IRSD reports on accountability ratings
The Indian River School District (IRSD) appears quite “Superior,” to judge from Adequate Yearly Progress (AYP) reports at the Aug. 23 School Board meeting.
The IRSD improved to, or held steady at, the top AYP rating of Superior in 10 out of 13 schools this year. That’s up from 8 out of 12 last year (Howard T. Ennis not included in 2004).
In addition, as district Superintendent Lois Hobbs noted, the district could now boast the Indian River High School as the only Superior-rated high school in the state (Sussex Central High held steady at Commendable, the next highest rating).
Selbyville Middle School made dramatic progress, leaping from Academic Progress (under school improvement) past Academic Review and Commendable, straight into a Superior rating.
Sussex Central Middle School climbed in the ratings as well, moving one step closer to Academic Review. Schools need to show AYP for two consecutive years before they come out of school improvement, and Dr. Susan Bunting (director of instruction) expected Central Middle would achieve that by next year.
Only Philip C. Showell Elementary School slipped from Superior to Commendable. However, according to Sherry Smith (presently supervisor of secondary education, but with more than four years experience as the district test coordinator), Showell’s diminutive nature was both blessing and curse when it came to test scores.
While a small group of students could dramatically affect overall scores at a school of that size, it was all that much easier to identify those students and give them some extra attention and tutoring, she said.
Bunting explained AYP — the total student population is broken down into subgroups (ethnicity, financial status, etc.). The target, based on Delaware’s adaptation of No Child Left Behind, is 41 percent of all students meeting testing standards for math, and 62 percent meeting standards for English/language arts.
(Per Delaware’s plan, these targets hold steady for two years. According to Bunting, they will increase to 49 percent and 67 percent, respectively, in 2007).
However, as the name suggests, there’s also an element of continuous improvement, and math scores dipped at Showell. “So, that’s the area they need to work on,” Smith pointed out. “But the school is still Commendable, because they made adequate yearly progress.”

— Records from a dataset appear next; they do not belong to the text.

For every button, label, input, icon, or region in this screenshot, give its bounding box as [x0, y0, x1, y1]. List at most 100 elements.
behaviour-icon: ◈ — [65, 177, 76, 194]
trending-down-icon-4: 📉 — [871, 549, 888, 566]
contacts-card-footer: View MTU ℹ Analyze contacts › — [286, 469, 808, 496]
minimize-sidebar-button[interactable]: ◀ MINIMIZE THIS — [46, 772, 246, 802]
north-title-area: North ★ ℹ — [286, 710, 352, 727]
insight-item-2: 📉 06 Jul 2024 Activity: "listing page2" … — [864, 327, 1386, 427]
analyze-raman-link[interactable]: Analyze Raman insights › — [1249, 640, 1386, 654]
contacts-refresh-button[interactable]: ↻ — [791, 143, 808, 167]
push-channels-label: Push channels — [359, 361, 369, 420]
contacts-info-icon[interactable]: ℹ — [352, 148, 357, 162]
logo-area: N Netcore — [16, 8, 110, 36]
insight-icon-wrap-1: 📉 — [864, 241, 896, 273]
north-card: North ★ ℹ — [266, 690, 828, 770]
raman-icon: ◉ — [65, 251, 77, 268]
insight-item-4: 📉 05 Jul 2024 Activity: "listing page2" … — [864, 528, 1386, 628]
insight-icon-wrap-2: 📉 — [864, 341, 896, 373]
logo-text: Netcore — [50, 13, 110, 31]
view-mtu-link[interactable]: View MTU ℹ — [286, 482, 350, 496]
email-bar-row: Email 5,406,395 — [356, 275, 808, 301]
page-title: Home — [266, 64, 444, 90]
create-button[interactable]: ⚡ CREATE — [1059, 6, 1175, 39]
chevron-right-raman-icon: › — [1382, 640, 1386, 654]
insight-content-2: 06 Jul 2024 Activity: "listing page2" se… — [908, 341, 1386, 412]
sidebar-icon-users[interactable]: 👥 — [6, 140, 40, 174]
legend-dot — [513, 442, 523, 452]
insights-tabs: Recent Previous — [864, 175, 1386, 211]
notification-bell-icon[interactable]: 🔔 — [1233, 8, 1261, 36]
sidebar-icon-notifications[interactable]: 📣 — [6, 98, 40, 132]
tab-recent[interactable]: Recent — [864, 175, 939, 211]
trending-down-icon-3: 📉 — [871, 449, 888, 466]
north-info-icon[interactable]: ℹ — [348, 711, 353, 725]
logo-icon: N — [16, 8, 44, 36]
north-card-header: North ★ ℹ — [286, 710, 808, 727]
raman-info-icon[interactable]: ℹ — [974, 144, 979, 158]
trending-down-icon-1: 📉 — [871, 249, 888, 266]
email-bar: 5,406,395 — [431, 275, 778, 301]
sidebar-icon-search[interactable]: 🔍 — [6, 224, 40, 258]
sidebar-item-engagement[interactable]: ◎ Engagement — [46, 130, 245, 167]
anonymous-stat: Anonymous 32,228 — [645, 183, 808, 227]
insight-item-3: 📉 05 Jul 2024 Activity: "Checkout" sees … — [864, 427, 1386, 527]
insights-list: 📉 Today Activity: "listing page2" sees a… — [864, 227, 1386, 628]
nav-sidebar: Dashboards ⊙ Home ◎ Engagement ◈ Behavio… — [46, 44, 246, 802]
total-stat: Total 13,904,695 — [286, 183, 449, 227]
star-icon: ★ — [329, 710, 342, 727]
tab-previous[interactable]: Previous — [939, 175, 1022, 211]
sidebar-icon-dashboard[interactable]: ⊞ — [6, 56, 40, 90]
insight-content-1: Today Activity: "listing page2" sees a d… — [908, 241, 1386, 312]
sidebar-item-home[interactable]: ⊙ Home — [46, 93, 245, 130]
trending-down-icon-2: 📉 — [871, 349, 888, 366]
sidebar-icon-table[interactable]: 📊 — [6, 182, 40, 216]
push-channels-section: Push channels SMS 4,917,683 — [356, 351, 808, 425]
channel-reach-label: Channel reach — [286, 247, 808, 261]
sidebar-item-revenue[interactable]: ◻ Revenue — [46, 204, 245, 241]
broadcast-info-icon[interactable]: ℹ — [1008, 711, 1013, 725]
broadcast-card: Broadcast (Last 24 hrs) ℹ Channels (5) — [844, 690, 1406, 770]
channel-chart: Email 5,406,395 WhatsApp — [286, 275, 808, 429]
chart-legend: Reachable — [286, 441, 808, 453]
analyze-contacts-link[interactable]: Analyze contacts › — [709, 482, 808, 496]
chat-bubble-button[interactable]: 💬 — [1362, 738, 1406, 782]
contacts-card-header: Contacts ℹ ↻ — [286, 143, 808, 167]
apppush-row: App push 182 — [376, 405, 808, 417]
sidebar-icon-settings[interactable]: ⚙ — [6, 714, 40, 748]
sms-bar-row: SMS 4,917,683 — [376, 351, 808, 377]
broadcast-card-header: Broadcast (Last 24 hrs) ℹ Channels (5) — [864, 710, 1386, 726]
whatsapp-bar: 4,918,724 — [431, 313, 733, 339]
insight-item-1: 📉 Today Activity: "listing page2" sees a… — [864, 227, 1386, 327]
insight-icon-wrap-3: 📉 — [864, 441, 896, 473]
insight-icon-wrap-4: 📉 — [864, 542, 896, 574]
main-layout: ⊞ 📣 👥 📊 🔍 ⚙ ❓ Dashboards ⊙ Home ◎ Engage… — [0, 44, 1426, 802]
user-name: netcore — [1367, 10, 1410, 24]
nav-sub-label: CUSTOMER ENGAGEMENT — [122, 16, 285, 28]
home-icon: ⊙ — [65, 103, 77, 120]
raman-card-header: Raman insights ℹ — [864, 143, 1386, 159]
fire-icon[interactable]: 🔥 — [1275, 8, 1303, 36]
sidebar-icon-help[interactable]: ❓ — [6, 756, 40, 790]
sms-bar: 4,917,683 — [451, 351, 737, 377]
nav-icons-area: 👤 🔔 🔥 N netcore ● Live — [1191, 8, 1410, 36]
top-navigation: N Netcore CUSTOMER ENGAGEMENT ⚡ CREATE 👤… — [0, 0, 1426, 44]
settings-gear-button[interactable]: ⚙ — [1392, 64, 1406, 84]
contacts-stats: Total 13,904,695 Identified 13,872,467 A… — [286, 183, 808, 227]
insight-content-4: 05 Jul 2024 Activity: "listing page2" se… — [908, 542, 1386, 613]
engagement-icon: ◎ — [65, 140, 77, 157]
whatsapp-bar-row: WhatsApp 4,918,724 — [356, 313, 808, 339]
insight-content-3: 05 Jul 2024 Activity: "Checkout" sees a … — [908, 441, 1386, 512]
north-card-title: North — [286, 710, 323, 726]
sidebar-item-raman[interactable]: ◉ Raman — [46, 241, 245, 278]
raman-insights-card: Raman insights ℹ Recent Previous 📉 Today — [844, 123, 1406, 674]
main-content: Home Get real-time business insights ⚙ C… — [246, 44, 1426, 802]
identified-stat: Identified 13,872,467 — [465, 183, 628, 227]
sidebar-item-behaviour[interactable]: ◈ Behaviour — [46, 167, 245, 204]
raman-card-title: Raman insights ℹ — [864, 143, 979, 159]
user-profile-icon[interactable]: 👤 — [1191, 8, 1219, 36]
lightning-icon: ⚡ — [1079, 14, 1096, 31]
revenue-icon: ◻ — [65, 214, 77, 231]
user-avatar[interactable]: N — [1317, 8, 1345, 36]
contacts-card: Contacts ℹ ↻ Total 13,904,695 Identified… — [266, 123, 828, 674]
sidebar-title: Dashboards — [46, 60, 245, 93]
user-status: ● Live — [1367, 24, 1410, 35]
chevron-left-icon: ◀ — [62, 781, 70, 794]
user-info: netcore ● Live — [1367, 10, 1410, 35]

Bunting advised the board there’d be a few changes in 2006 — currently, any subgroups smaller than 40 students aren’t considered separately, but blended back into the total student body. Next year, different grade levels will combine to fill the subgroups, for a better snapshot of what’s happening in specific demographics.
In other business, Hobbs raised the question of what legislative priorities the board should focus on in the coming year, suggesting a petition for increased energy funding.
Along the same lines, Board Member Harvey Walls pointed to the increasing fuel burden borne by the district’s bus drivers. “Number one should be our bus driver situation,” Walls said. “I really appreciate them signing this year, but they’re still not happy, and I still don’t blame them.”
(Walls also suggested the board push their delegation at the General Assembly for market pressure funding for renovations, not just new construction.)
John Mitchell, supervisor of transportation, presented considerably increased rates the district should prepare for, in seeking drivers for athletic trips and field trips this year.
He requested a base pay increase from $9 to $10 per hour, and a mileage increase from $1 to $1.25 per mile.
From Mitchell’s written statement: “The cost of home delivery diesel fuel has jumped from $1.955 in September 2004 to $2.599 presently. Bus contractors are advising me that they cannot continue to do field trips and athletic trips at the current rate.”
“I appreciate your comments about the bus drivers,” he added, speaking to Walls. “And I think we were fortunate to get them back — but they’re not happy, and they’re planning to move forward, to see if they can get some more money.
“I know this looks like a sizable raise, and I apologize for the burden and what this is going to do to your athletic budgets,” Mitchell continued. However, he said Maryland drivers were earning a much higher $2.36-per mileage rate — and they were still threatening to strike.
Director of Budget and Finance Patrick Miller presented another financial position report, showing that the IRSD is still hovering in the red. Projected payroll obligations through October 15 topped $4 million — available funds approached but $2.8 million.
However, Miller expected the arrival of additional funds following the state’s September bond sale. Until then, the district would “float on reserves,” as he pointed out.
Miller also noted Sen. George H. Bunting’s recent procurement of $1.5 million in holdover construction funding.
The IRSD is pursuing litigation to recover an estimated $2 million lost when a mechanical contractor defaulted during construction at the new Sussex Central High School. If the district prevails in the courts, they’ll have to pay back the $1.5 million, but those funds should help keep projects moving forward during the interim.
Locally, the IRSD is working on major renovations at Lord Baltimore Elementary School — students from Lord Baltimore will be camped out at the old Indian River High School, lately renamed the John M. Clayton School, until fall 2006.